Titaha dépose un peu de tutae fe’e sur son hameçon.
Titaha dépose un peu de tutae fe’e sur son hameçon.

Moins d’une dizaine de familles pratiquent encore cette pêche sur l’île de Tubuai. Les jeunes d’aujourd’hui pêchent au filet, ou avec le fusil sous-marin, c’est plus simple. Avant, on pêchait au tutae fe’e à la ligne depuis la pirogue, surtout à la saison froide, de mai à octobre, explique Titaha. Cette technique lui vient de son père et de ses grands-parents, qui eux-mêmes la tenaient de leurs parents, et plus loin encore… Titaha est né à Tubuai, mais quitte son île à l’âge de six ans, pour vivre chez sa tante à Tahiti.



La pêche au tutae fe’e ne fonctionne qu’à Tubuai.
La pêche au tutae fe’e ne fonctionne qu’à Tubuai.

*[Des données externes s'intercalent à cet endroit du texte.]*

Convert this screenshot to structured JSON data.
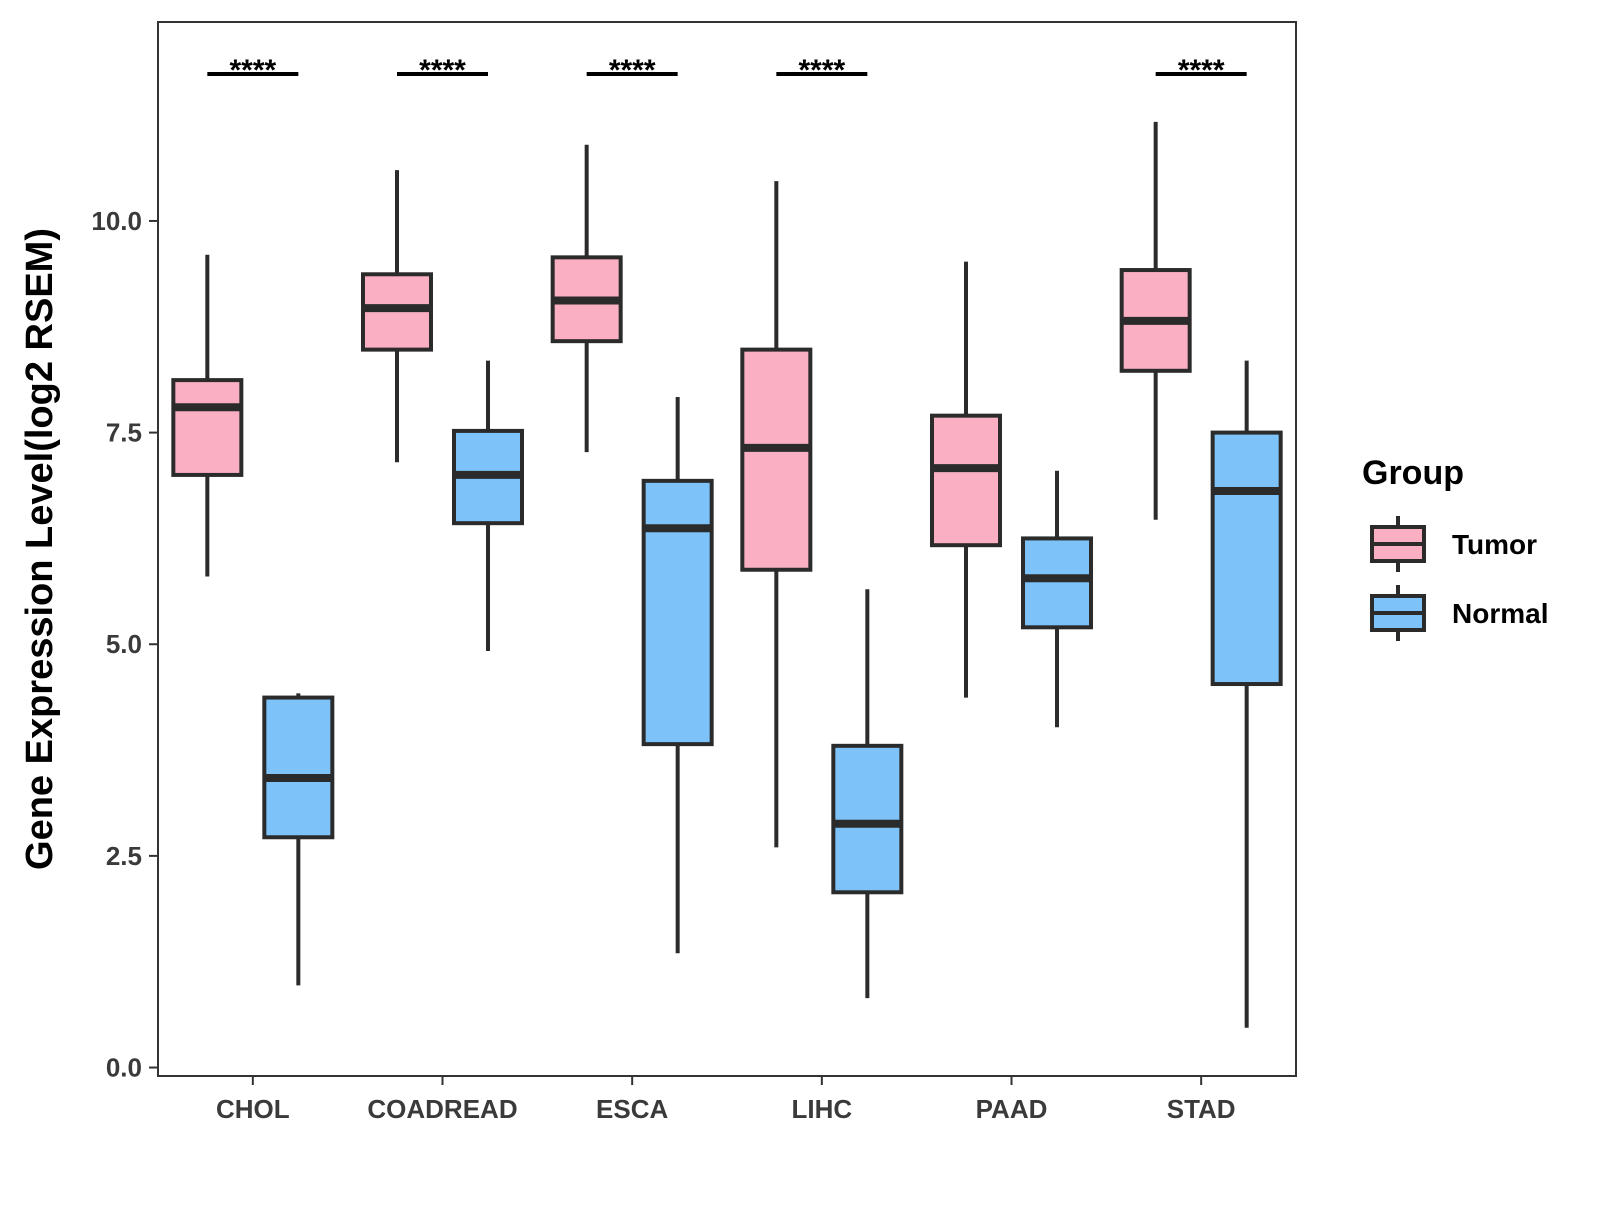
{
  "chart_data": {
    "type": "boxplot",
    "title": "",
    "xlabel": "",
    "ylabel": "Gene Expression Level(log2 RSEM)",
    "ylim": [
      -0.1,
      12.35
    ],
    "yticks": [
      0.0,
      2.5,
      5.0,
      7.5,
      10.0
    ],
    "ytick_labels": [
      "0.0",
      "2.5",
      "5.0",
      "7.5",
      "10.0"
    ],
    "grid": false,
    "categories": [
      "CHOL",
      "COADREAD",
      "ESCA",
      "LIHC",
      "PAAD",
      "STAD"
    ],
    "legend": {
      "title": "Group",
      "position": "right",
      "items": [
        {
          "name": "Tumor",
          "color": "#FAB0C2"
        },
        {
          "name": "Normal",
          "color": "#7DC3F9"
        }
      ]
    },
    "series": [
      {
        "name": "Tumor",
        "color": "#FAB0C2",
        "boxes": [
          {
            "category": "CHOL",
            "whisker_low": 5.8,
            "q1": 7.0,
            "median": 7.8,
            "q3": 8.12,
            "whisker_high": 9.6
          },
          {
            "category": "COADREAD",
            "whisker_low": 7.15,
            "q1": 8.48,
            "median": 8.97,
            "q3": 9.37,
            "whisker_high": 10.6
          },
          {
            "category": "ESCA",
            "whisker_low": 7.27,
            "q1": 8.58,
            "median": 9.06,
            "q3": 9.57,
            "whisker_high": 10.9
          },
          {
            "category": "LIHC",
            "whisker_low": 2.6,
            "q1": 5.88,
            "median": 7.32,
            "q3": 8.48,
            "whisker_high": 10.47
          },
          {
            "category": "PAAD",
            "whisker_low": 4.37,
            "q1": 6.17,
            "median": 7.08,
            "q3": 7.7,
            "whisker_high": 9.52
          },
          {
            "category": "STAD",
            "whisker_low": 6.47,
            "q1": 8.23,
            "median": 8.82,
            "q3": 9.42,
            "whisker_high": 11.17
          }
        ]
      },
      {
        "name": "Normal",
        "color": "#7DC3F9",
        "boxes": [
          {
            "category": "CHOL",
            "whisker_low": 0.97,
            "q1": 2.72,
            "median": 3.42,
            "q3": 4.37,
            "whisker_high": 4.42
          },
          {
            "category": "COADREAD",
            "whisker_low": 4.92,
            "q1": 6.43,
            "median": 7.0,
            "q3": 7.52,
            "whisker_high": 8.35
          },
          {
            "category": "ESCA",
            "whisker_low": 1.35,
            "q1": 3.82,
            "median": 6.37,
            "q3": 6.93,
            "whisker_high": 7.92
          },
          {
            "category": "LIHC",
            "whisker_low": 0.82,
            "q1": 2.07,
            "median": 2.88,
            "q3": 3.8,
            "whisker_high": 5.65
          },
          {
            "category": "PAAD",
            "whisker_low": 4.02,
            "q1": 5.2,
            "median": 5.78,
            "q3": 6.25,
            "whisker_high": 7.05
          },
          {
            "category": "STAD",
            "whisker_low": 0.47,
            "q1": 4.53,
            "median": 6.81,
            "q3": 7.5,
            "whisker_high": 8.35
          }
        ]
      }
    ],
    "annotations": [
      {
        "category": "CHOL",
        "label": "****"
      },
      {
        "category": "COADREAD",
        "label": "****"
      },
      {
        "category": "ESCA",
        "label": "****"
      },
      {
        "category": "LIHC",
        "label": "****"
      },
      {
        "category": "PAAD",
        "label": ""
      },
      {
        "category": "STAD",
        "label": "****"
      }
    ]
  }
}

La vie y est dure. Chaque jour, il parcourt des kilomètres à pied jusqu’à son école, travaille pendant ses moments de libre pour payer ses frais de scolarité, et de retour à la maison, subit les colères alcooliques du mari de sa tante. Alors à 11 ans, le garçon s’enfuit. Le bateau entre Tahiti et les îles Australes ne circulait que trois fois par an à l’époque, c’était compliqué ! Je suis resté caché pendant trois jours sur le bateau, sans boire ni manger.


Et je suis arrivé à Tubuai. Plus de scolarité pour le jeune garçon, mais la liberté retrouvée. Il exerce différentes activités et métiers, et plus tard fonde une grande famille. Le vieil homme poursuit : je suis bien ici à Tubuai.


Il est actuellement pêcheur traditionnel, apiculteur, se nourrit des produits de son faa’apu, et raconte les légendes des marae aux visiteurs. Une vie simple et sereine.


À bord : boîte contenant le tutae fe’e, matériel de pêche, épluchures moisies de taro… et les poissons capturés.
À bord : boîte contenant le tutae fe’e, matériel de pêche, épluchures moisies de taro… et les poissons capturés.

Aventures de mer

Nous partons pêcher un peu plus loin dans le lagon. L’ancien prépare une autre ligne, et nous raconte alors l’une de ses plus incroyables aventures. Il y a plusieurs dizaines d’années, Titaha part pêcher au large. Son bateau est en bois, il heurte un objet flottant, coule, l’homme est à l’eau. Il est 9h du matin, et Titaha se met à nager. Toute la journée, toute la nuit, il avance en direction de l’île. Le lendemain à l’aube, il parvient jusqu’à un motu. J’ai creusé un trou dans le sable avec des herbes au fond pour me réchauffer.

Il se repose, puis retourne à l’eau, et nage encore plus de deux heures jusqu’à l’île principale. Titaha est accueilli par sa famille qui était partie à sa recherche, par les habitants de l’île, et par les gendarmes qui lui demandent si son bateau était aux normes, et qui veulent le conduire au centre de santé. Le naufragé refuse, et rentre chez lui pour y dormir tout son soûl. Une semaine après, son bateau s’échoue sur les côtes de l’île, détruit, à l’inverse de son capitaine. Les requins n’ont pas voulu de moi ! plaisante Titaha. Il

reprend sa pêche. Tape contre la coque de son bateau. Attrape un autre perroquet. Le vent s’est levé, le lagon est strié de moutons d’écume : c’est l’heure de rentrer.


Titaha relève l’ancre, enclenche le moteur. La proue fend les vagues, elles ricochent contre le flanc tribord et nous éclaboussent ; les rafales accentuent la sensation de froid. Titaha reste stoïque, droit dans le vent, debout face aux vagues. Il traverse la mer comme il a toujours traversé la vie.